The majority of proximal humeral fractures can be managed conservatively, especially those minimally displaced without neurovascular compromise.
The patient requires immobilisation initially with early mobilisation including pendular exercises at 2-4 weeks post injury dependent on fracture pattern. The patient must have a correctly applied polysling that allows their arm to hang; the effect of gravity on the arm will aid the reduction of the fragments of most humeral fractures.
Surgical fixation is indicated in patients with displaced, open, or neurovascularly compromised fractures, however the type of surgery is dependent on the classification and complexity of the fracture, and patient factors.
Patients with multiple segment injuries may be managed with open reduction internal fixation (ORIF) or intermedullary nailing. ORIF is often preferred in a head splitting fracture, and intramedullary nailing is preferred if the fracture involves the surgical neck, or if the fracture is combined with a humeral shaft fracture.
Hemiarthroplasty can be performed in a small number patients who experience complex injuries, or injuries that include splitting of the humeral head and are likely to have significant complications if the fracture is treated using ORIF.
Reverse shoulder arthroplasty (RSA) is an option for low demand patients, or patients who require revision after a failed previous procedure. RSA involves a total shoulder arthroplasty in which the ball and socket portions of the shoulder joint are reversed. Usually conservative management will be attempted before arthroplasty.
The most common complication of a proximal humeral fracture is a reduced range of motion, and extensive physiotherapy will be required to regain full function and reduce pain. Rehabilitation time for a proximal humeral fracture is around 1 year and is very dependent on how soon the patient was allowed to mobilise their shoulder.
There is a risk of avascular necrosis of the humeral head following an injury disrupting the blood supply (from the anterior and posterior humeral circumflex arteries). In such cases, a hemiarthroplasty or reverse shoulder arthroplasty may be required.

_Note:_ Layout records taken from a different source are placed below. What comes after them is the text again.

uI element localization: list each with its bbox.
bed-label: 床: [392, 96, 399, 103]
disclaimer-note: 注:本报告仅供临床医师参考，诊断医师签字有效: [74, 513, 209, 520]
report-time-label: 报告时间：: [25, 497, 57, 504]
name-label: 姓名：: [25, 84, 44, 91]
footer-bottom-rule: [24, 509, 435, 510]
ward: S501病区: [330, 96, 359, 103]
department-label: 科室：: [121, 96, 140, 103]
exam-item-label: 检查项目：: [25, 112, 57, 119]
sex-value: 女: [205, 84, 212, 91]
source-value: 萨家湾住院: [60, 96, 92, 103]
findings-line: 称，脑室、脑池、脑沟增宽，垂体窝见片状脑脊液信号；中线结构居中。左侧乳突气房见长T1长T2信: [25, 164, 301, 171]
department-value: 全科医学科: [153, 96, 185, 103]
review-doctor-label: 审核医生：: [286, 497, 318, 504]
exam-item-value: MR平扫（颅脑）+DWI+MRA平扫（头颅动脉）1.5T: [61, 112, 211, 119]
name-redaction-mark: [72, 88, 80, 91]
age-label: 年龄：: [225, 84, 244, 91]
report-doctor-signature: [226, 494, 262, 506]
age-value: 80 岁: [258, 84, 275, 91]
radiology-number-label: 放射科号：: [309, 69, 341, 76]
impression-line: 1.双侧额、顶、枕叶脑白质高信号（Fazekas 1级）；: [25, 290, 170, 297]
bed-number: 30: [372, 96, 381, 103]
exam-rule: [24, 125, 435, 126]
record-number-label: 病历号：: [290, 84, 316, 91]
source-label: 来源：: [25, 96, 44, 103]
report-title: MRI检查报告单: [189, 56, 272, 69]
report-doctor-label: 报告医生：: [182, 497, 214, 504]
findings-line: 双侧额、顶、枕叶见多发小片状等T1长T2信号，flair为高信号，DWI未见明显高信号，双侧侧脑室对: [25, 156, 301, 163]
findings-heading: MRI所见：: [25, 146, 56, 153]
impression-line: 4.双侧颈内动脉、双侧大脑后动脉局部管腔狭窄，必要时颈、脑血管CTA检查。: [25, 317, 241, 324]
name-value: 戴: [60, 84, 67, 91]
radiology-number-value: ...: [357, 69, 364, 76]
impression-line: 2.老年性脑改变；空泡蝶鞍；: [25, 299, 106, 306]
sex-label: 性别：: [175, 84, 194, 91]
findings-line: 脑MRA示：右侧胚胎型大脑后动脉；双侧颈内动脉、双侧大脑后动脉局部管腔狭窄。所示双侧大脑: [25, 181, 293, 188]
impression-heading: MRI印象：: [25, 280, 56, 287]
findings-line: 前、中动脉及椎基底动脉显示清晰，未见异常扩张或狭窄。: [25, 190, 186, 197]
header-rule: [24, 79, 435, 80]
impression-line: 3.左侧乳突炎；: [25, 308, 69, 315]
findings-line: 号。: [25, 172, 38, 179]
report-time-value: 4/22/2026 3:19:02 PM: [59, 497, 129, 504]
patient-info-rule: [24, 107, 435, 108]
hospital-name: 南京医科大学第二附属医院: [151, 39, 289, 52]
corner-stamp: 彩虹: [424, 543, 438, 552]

Damage to the neurovascular supply is thankfully rare, however it remains essential to check the axillary nerve in these injuries.
- The most common site of shoulder fracture is the proximal humerus
- Patients present with shoulder pain and a reduced range of movement, typically following a fall onto an outstretched hand
- The Neer classification system is used to characterise proximal humeral fractures
- Most cases require plain film radiographs only and can be managed conservatively
A scapular fracture is a very rare type of fracture, due to its protection afforded by its surrounding muscles. Scapular fractures are associated almost exclusively with high energy trauma and as a result, patients with scapular fractures have an associated mortality rate of 2-5% due to their concurrent severe injuries.
The vast majority of scapular fractures are treated non-operatively, as up to 90% of fractures are aligned acceptably. Open reduction internal fixation (ORIF) is indicated for individuals with glenohumeral instability, displaced scapular neck, or complex fracture patterns. A floating shoulder results when a scapular neck fracture is associated with a clavicle fracture. This almost always requires fixation.
Patients can expect good results with no functional deficits after nearly all nonoperative cases and in 70% of surgical cases.